Trash is everywhere. It lines the streets … no, “lines” doesn’t do it justice…it fills every possible space of land, air and water, choking out all possibility of a meaningful life. Or so it seems, at first. We are in Cateura, Paraguay, barely 10 kilometers away from the capital, Asuncion, yet light years from any sense of urban planning. Perhaps, in fact, Cateura is the result of planning policies that only take the needs of the urban population to heart, the rest of the country be damned. The Paraguay River, once clean and full, now but trickles through the desolate suburb, home to the country’s main landfill, which is so big that the line of demarcation between homes and dump is meaningless. And yet, somewhere in the midst of all that garbage, we hear a few notes of music, rising above the rubbish, proving that beauty and hope do, in fact, exist here.
A number of years ago, an environmental technician named Favio Chavez came to Cateura to work on a recycling initiative, which ultimately failed. He, however, stayed, having found a different vocation. A musician, he was struck by an idea while wandering through the refuse, that bits and pieces of garbage could be fashioned into items of use to the residents. Working closely with a local craftsman, he made musical instruments out of the trash, eventually assembling enough to supply a mini-orchestra, consisting of the neighborhood youth, which he trained, himself. Discarded x-rays became drumheads; oil cans became the bodies of cellos; and so on in a remarkable display of inventive reclamation. Chavez, now the town’s sole music teacher, led his merry band of amateur players, which slowly improved, until, in 2011, they gave their first concert. In the age of YouTube, it wasn’t long until the word spread, bringing attention and, soon, invitations to travel, including from metal bands Megadeth and Metallica (to understand how that happened, you’ll have to watch the movie). It’s a truly inspirational story. If art can flourish amidst literal garbage – indeed, be fashioned from it – then anything is possible.

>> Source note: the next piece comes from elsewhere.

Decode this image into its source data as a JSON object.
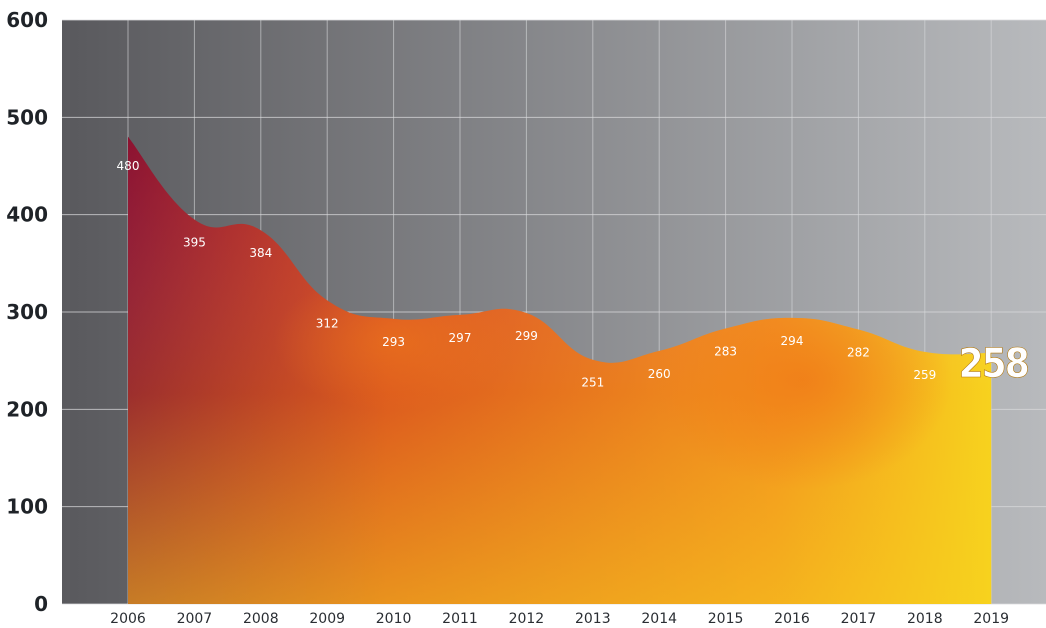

To be fair to the residents of Cateura, before Chavez arrived, they made do, as human beings make do everywhere, regardless of circumstance. As we meet each family, we see how much they value work and education. The will to succeed lies side by side with the will to survive. Still, the opportunities provided by the recycled orchestra – or “landfill harmonic” – allow the kids to see the world beyond the garbage, opening up even greater possibilities. A truly moving moment comes when they visit Brazil, seeing the ocean for the first time (and what’s a little sewage in the water, when your whole town is filth); of such affecting scenes is the entire movie made. Documentary filmmakers Brad Allgood (El Canto de Bosawas) and Graham Townsley (Fields of Demeter) sometimes push the sentimentality too far – and use a few too many montages for my taste – but they have nonetheless created a powerful testament to the human spirit that is as heartwarming and uplifting to the viewer as the orchestra is to the residents of Cateura. Sugary schmaltz and all, it deserves to be seen and cheered.